SOCA “better than NHTCU”

In a keynote speech at last month’s Infosec IT conference, Tony Neate, e-crime liaison at the newly created Serious Organised Crime Agency (SOCA) argued that the new organisation was in a much better position to fight electronic crime than the National Hi-Tech Crime Unit (NHTCU).

May 18, 2006
By David Howell

In a keynote speech at last month’s Infosec IT conference, Tony Neate, e-crime liaison at the newly created Serious Organised Crime Agency (SOCA) argued that the new organisation was in a much better position to fight electronic crime than the National Hi-Tech Crime Unit (NHTCU).

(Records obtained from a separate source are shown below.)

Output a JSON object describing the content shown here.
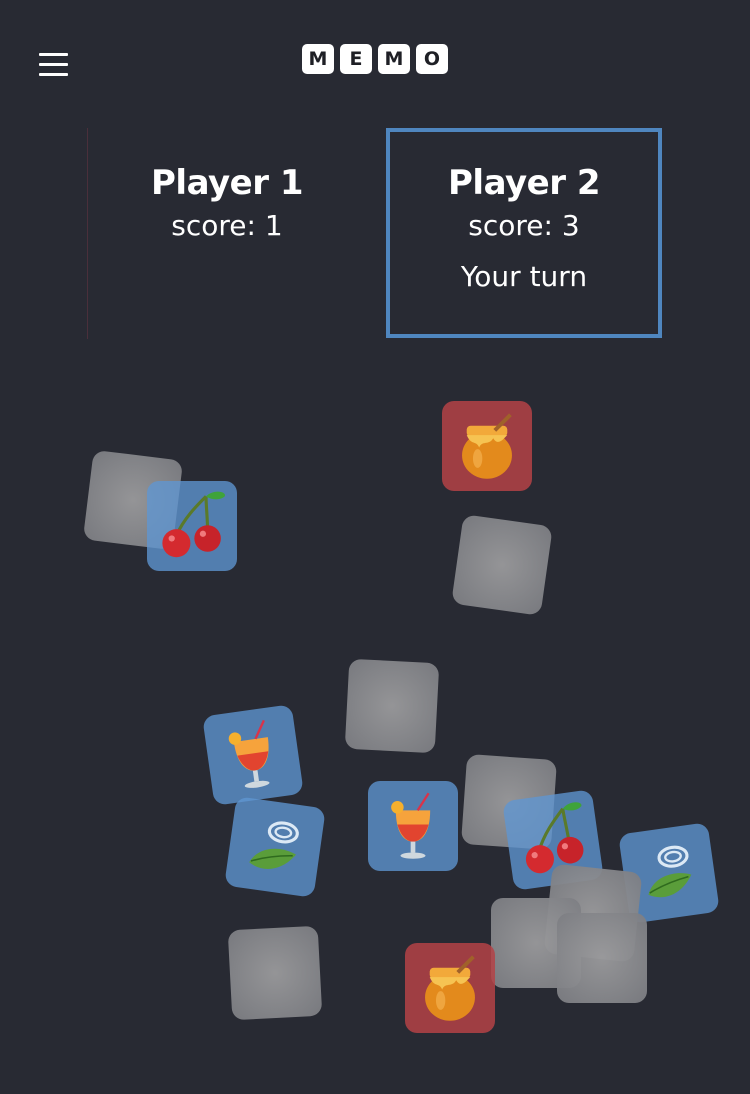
{
  "app": {
    "logo_letters": [
      "M",
      "E",
      "M",
      "O"
    ]
  },
  "players": [
    {
      "name": "Player 1",
      "score_text": "score: 1",
      "turn_text": "",
      "active": false
    },
    {
      "name": "Player 2",
      "score_text": "score: 3",
      "turn_text": "Your turn",
      "active": true
    }
  ],
  "theme": {
    "background": "#282a33",
    "active_border": "#4f86bf",
    "revealed_blue": "#5f96d2",
    "matched_red": "#b44246",
    "hidden_tile": "#85868a"
  },
  "cards": [
    {
      "state": "hidden"
    },
    {
      "state": "revealed",
      "icon": "cherries-icon",
      "color": "blue"
    },
    {
      "state": "matched",
      "icon": "honey-pot-icon",
      "color": "red"
    },
    {
      "state": "hidden"
    },
    {
      "state": "hidden"
    },
    {
      "state": "revealed",
      "icon": "tropical-drink-icon",
      "color": "blue"
    },
    {
      "state": "revealed",
      "icon": "herb-icon",
      "color": "blue"
    },
    {
      "state": "revealed",
      "icon": "tropical-drink-icon",
      "color": "blue"
    },
    {
      "state": "hidden"
    },
    {
      "state": "revealed",
      "icon": "cherries-icon",
      "color": "blue"
    },
    {
      "state": "revealed",
      "icon": "herb-icon",
      "color": "blue"
    },
    {
      "state": "hidden"
    },
    {
      "state": "hidden"
    },
    {
      "state": "hidden"
    },
    {
      "state": "hidden"
    },
    {
      "state": "matched",
      "icon": "honey-pot-icon",
      "color": "red"
    }
  ]
}
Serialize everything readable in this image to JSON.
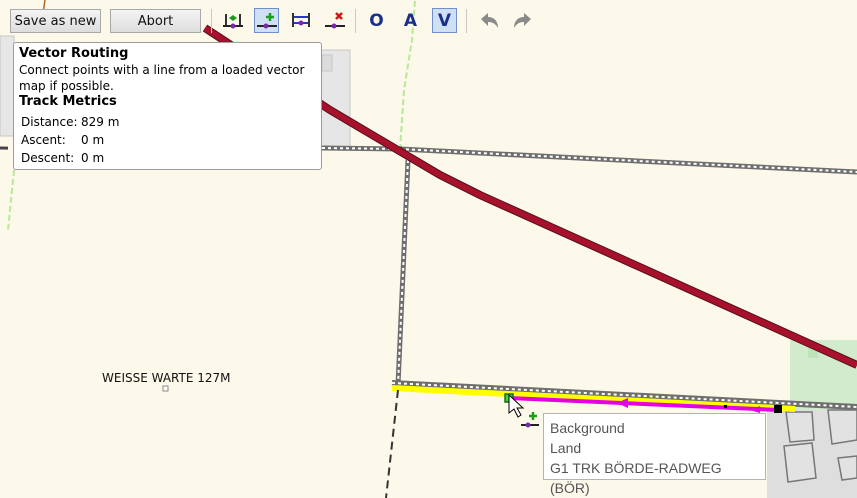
{
  "toolbar": {
    "save_as_new": "Save as new",
    "abort": "Abort",
    "tools": [
      {
        "name": "route-edit-icon",
        "active": false
      },
      {
        "name": "add-point-icon",
        "active": true
      },
      {
        "name": "insert-point-icon",
        "active": false
      },
      {
        "name": "delete-point-icon",
        "active": false
      }
    ],
    "modes": [
      "O",
      "A",
      "V"
    ],
    "active_mode": "V",
    "undo_icon": "undo-icon",
    "redo_icon": "redo-icon"
  },
  "info_panel": {
    "title": "Vector Routing",
    "description": "Connect points with a line from a loaded vector map if possible.",
    "metrics_title": "Track Metrics",
    "metrics": [
      {
        "label": "Distance:",
        "value": "829 m"
      },
      {
        "label": "Ascent:",
        "value": "0 m"
      },
      {
        "label": "Descent:",
        "value": "0 m"
      }
    ]
  },
  "map": {
    "place_label": "WEISSE WARTE 127M",
    "colors": {
      "background": "#fcf9ea",
      "main_road": "#a8112b",
      "track_highlight": "#ffff00",
      "route": "#e600e6",
      "vegetation": "#c8ecc3"
    }
  },
  "tooltip": {
    "lines": [
      "Background",
      "Land",
      "G1 TRK BÖRDE-RADWEG (BÖR)"
    ]
  }
}
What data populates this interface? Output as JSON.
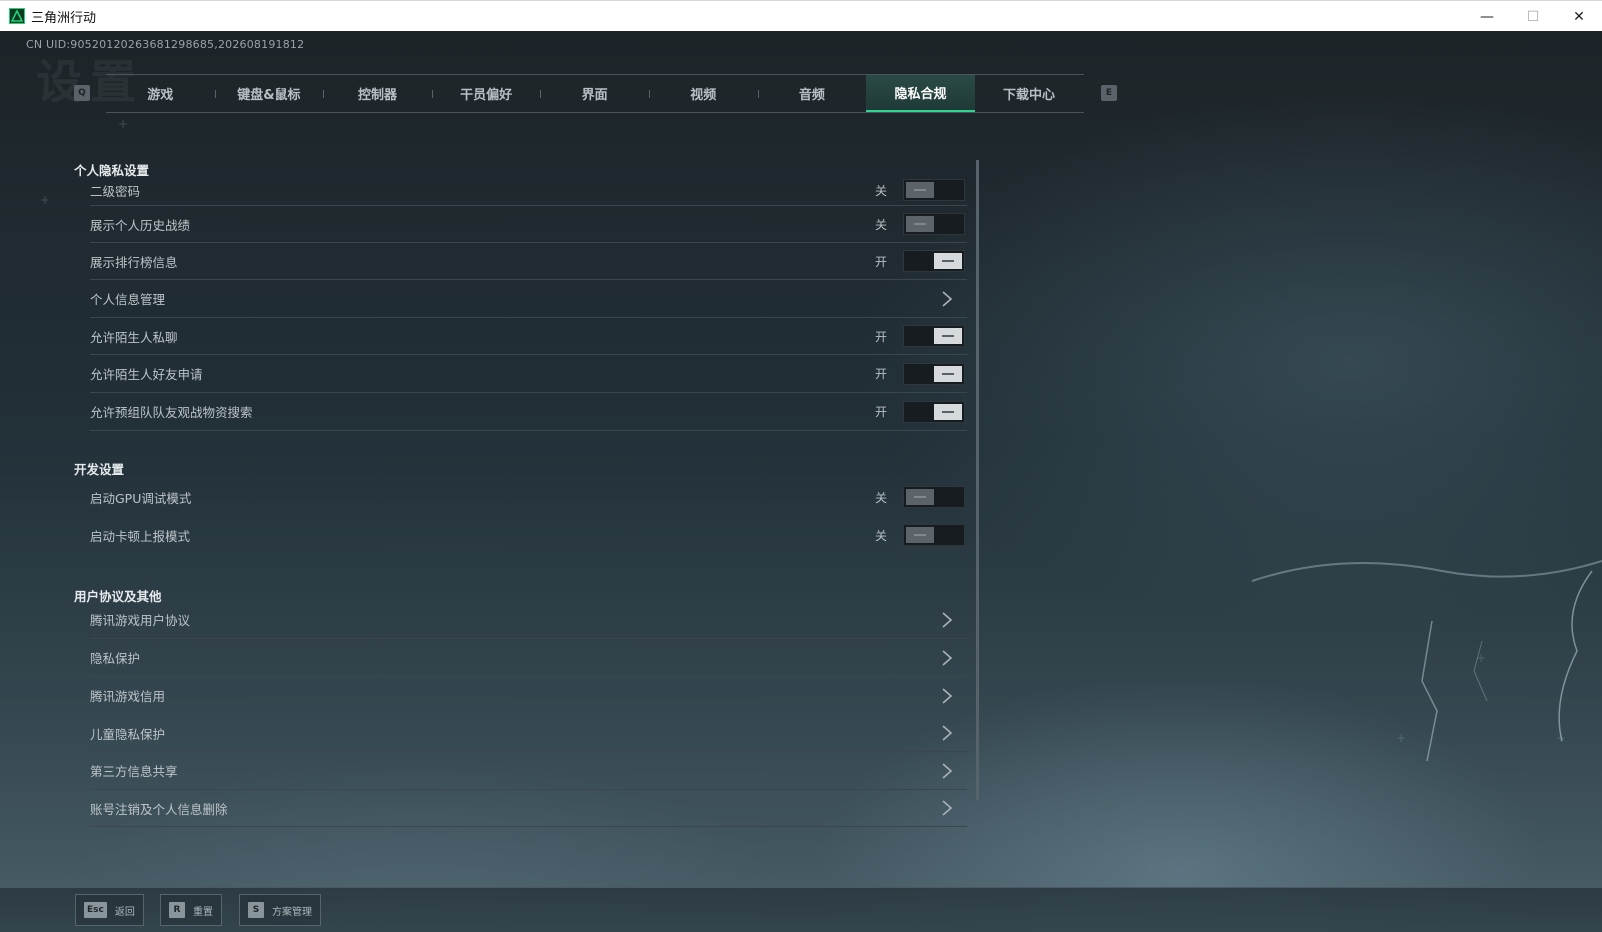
{
  "window": {
    "title": "三角洲行动",
    "minimize": "—",
    "maximize": "☐",
    "close": "✕"
  },
  "uid": "CN UID:9052012026368129868​5,2026​08191812",
  "page_word": "设置",
  "tabs": {
    "left_key": "Q",
    "right_key": "E",
    "items": [
      {
        "label": "游戏"
      },
      {
        "label": "键盘&鼠标"
      },
      {
        "label": "控制器"
      },
      {
        "label": "干员偏好"
      },
      {
        "label": "界面"
      },
      {
        "label": "视频"
      },
      {
        "label": "音频"
      },
      {
        "label": "隐私合规",
        "active": true
      },
      {
        "label": "下载中心"
      }
    ]
  },
  "sections": {
    "privacy": {
      "title": "个人隐私设置",
      "rows": [
        {
          "label": "二级密码",
          "state": "关",
          "on": false
        },
        {
          "label": "展示个人历史战绩",
          "state": "关",
          "on": false
        },
        {
          "label": "展示排行榜信息",
          "state": "开",
          "on": true
        },
        {
          "label": "个人信息管理"
        },
        {
          "label": "允许陌生人私聊",
          "state": "开",
          "on": true
        },
        {
          "label": "允许陌生人好友申请",
          "state": "开",
          "on": true
        },
        {
          "label": "允许预组队队友观战物资搜索",
          "state": "开",
          "on": true
        }
      ]
    },
    "dev": {
      "title": "开发设置",
      "rows": [
        {
          "label": "启动GPU调试模式",
          "state": "关",
          "on": false
        },
        {
          "label": "启动卡顿上报模式",
          "state": "关",
          "on": false
        }
      ]
    },
    "agreements": {
      "title": "用户协议及其他",
      "rows": [
        {
          "label": "腾讯游戏用户协议"
        },
        {
          "label": "隐私保护"
        },
        {
          "label": "腾讯游戏信用"
        },
        {
          "label": "儿童隐私保护"
        },
        {
          "label": "第三方信息共享"
        },
        {
          "label": "账号注销及个人信息删除"
        }
      ]
    }
  },
  "bottom": {
    "back": {
      "key": "Esc",
      "label": "返回"
    },
    "reset": {
      "key": "R",
      "label": "重置"
    },
    "scheme": {
      "key": "S",
      "label": "方案管理"
    }
  }
}
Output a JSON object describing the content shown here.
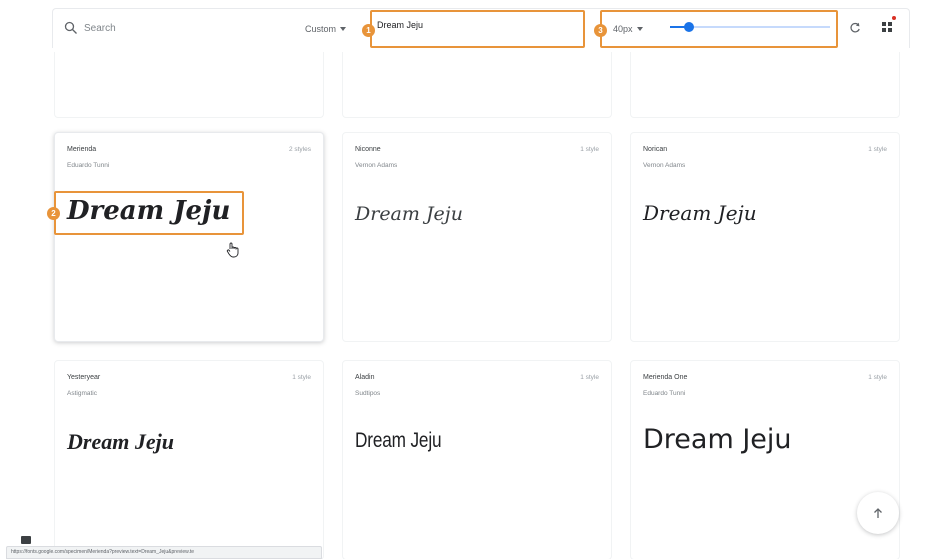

In his speech he stated: “The future is looking brighter because people are prepared to talk about [security breaches] now. The NHTCU has not gone away, we are now part of an organisation with four other arms. We’re getting cleverer and will still be there to support business and consumers.”

Concern has been raised that businesses who now have to report any incidents of computer crime to their local force would be discouraged in making any report at all because of a perception that local forces don’t have the expertise and resources to deal with this kind of technical crime. One lobbyist stated: “It will be interesting to see how [SOCA] beds down. The people in it are good, but it worries me that new police agencies are being set up with huge powers but outside the Police Act. I’d like to see more democratic accountability.”

Also, concern about the abandonment of the confidentiality charter that the NHTCU offered to anyone that came forward about a computer based crime is still an issue, but Stephen Bonner, director of technical security at Barclays Capital stated that he thought that businesses wouldn’t be discouraged from reporting any incidents to their local police. The debate continues.